As decision points come up in your relationship you consistently end up being the one making no decisions. You end up in a pattern where your partner is habitually “making all the decisions” or “taking all the initiative” while you seem passive and stuck. This creates resentment on both sides of the coin. You’re sick of being bossed around and “controlled” and your partner is sick of “doing all the heavy lifting.”

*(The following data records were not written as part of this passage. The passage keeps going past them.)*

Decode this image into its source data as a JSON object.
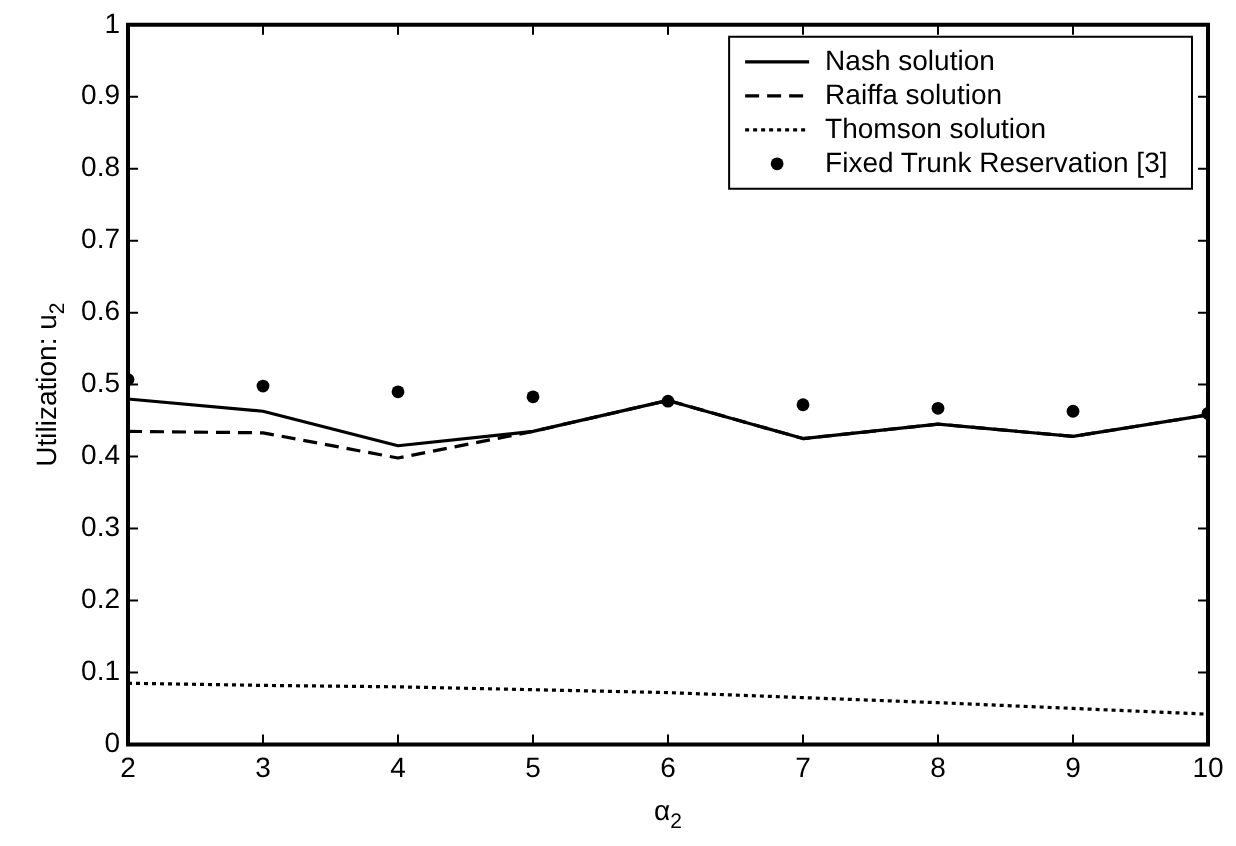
{
  "chart_data": {
    "type": "line",
    "xlabel": "α$_{2}$",
    "ylabel": "Utilization: u$_{2}$",
    "x": [
      2,
      3,
      4,
      5,
      6,
      7,
      8,
      9,
      10
    ],
    "series": [
      {
        "name": "Nash solution",
        "color": "#000000",
        "line_style": "solid",
        "marker": "none",
        "values": [
          0.48,
          0.463,
          0.415,
          0.435,
          0.478,
          0.425,
          0.445,
          0.428,
          0.458
        ]
      },
      {
        "name": "Raiffa solution",
        "color": "#000000",
        "line_style": "dashed",
        "marker": "none",
        "values": [
          0.435,
          0.433,
          0.398,
          0.435,
          0.478,
          0.425,
          0.445,
          0.428,
          0.458
        ]
      },
      {
        "name": "Thomson solution",
        "color": "#000000",
        "line_style": "dotted",
        "marker": "none",
        "values": [
          0.085,
          0.082,
          0.08,
          0.076,
          0.072,
          0.065,
          0.058,
          0.05,
          0.042
        ]
      },
      {
        "name": "Fixed Trunk Reservation [3]",
        "type": "scatter",
        "color": "#000000",
        "marker": "circle",
        "values": [
          0.507,
          0.498,
          0.49,
          0.483,
          0.477,
          0.472,
          0.467,
          0.463,
          0.46
        ]
      }
    ],
    "xlim": [
      2,
      10
    ],
    "xticks": [
      2,
      3,
      4,
      5,
      6,
      7,
      8,
      9,
      10
    ],
    "ylim": [
      0,
      1
    ],
    "yticks": [
      0,
      0.1,
      0.2,
      0.3,
      0.4,
      0.5,
      0.6,
      0.7,
      0.8,
      0.9,
      1
    ],
    "grid": false,
    "legend": "top right"
  }
}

So, how do you get out of this unhealthy cycle? Based on the research, I’ve come up with this deceptively simple (although not always easy), five–step process to move you from stuck to decided:

  1. Question: Think to yourself: Am I practicing due diligence or am I stuck in analysis paralysis? Due diligence is a good thing. It means you’re checking things out and making sure you understand your options and possible outcomes or consequences. But analysis paralysis sucks. Be real with yourself and think of your options and make a list of up to ten options that are possible in this situation. 
  2. Pick Your Top 3: Now pick the top three choices (if there are only two, then that’s great – the less the better). For each choice, make a pros/cons list (yes, in writing). Take a hard look and see what seems like the best or healthiest option given what you’ve written. 
  3. Choose a Date. Next, you’re going to pick a time and/or exact date, when you’ll make your decision, no matter what. Yes, something better might come along later. Yes, it might be the wrong decision. It doesn’t matter. Just choose. Right or wrong, set a specific time when you’ll make your choice. I highly recommend actually putting this in your schedule on the date/time you selected so you can’t “forget.” I also recommend doing it as early in the day as possible. This is known as “Eat the Frog.” Basically, you’re doing the hardest thing first so it gets done and you don’t have all day to talk yourself out of it. 
  4. Decide. The date is set and now you have to decide what you’re going to do for real! What action(s) are you going to take to put the plan or decision into motion? This is like a muscle. The more you do it, the better and less scary this all gets. It takes practice to feel good about making decisions.
  5. One Action: In reality, until you take action, you haven’t truly made a decision. Now you need to take one step, no matter how small, to manifest this decision. The action needs to take place on the date/time that you identified in Step Three. Be like a Nike ad and “just do it.” Stop thinking and do. 

No matter what, remember that in the end, it’s better to go down (even in flames) with a decision you made than to let your decisions get made for you.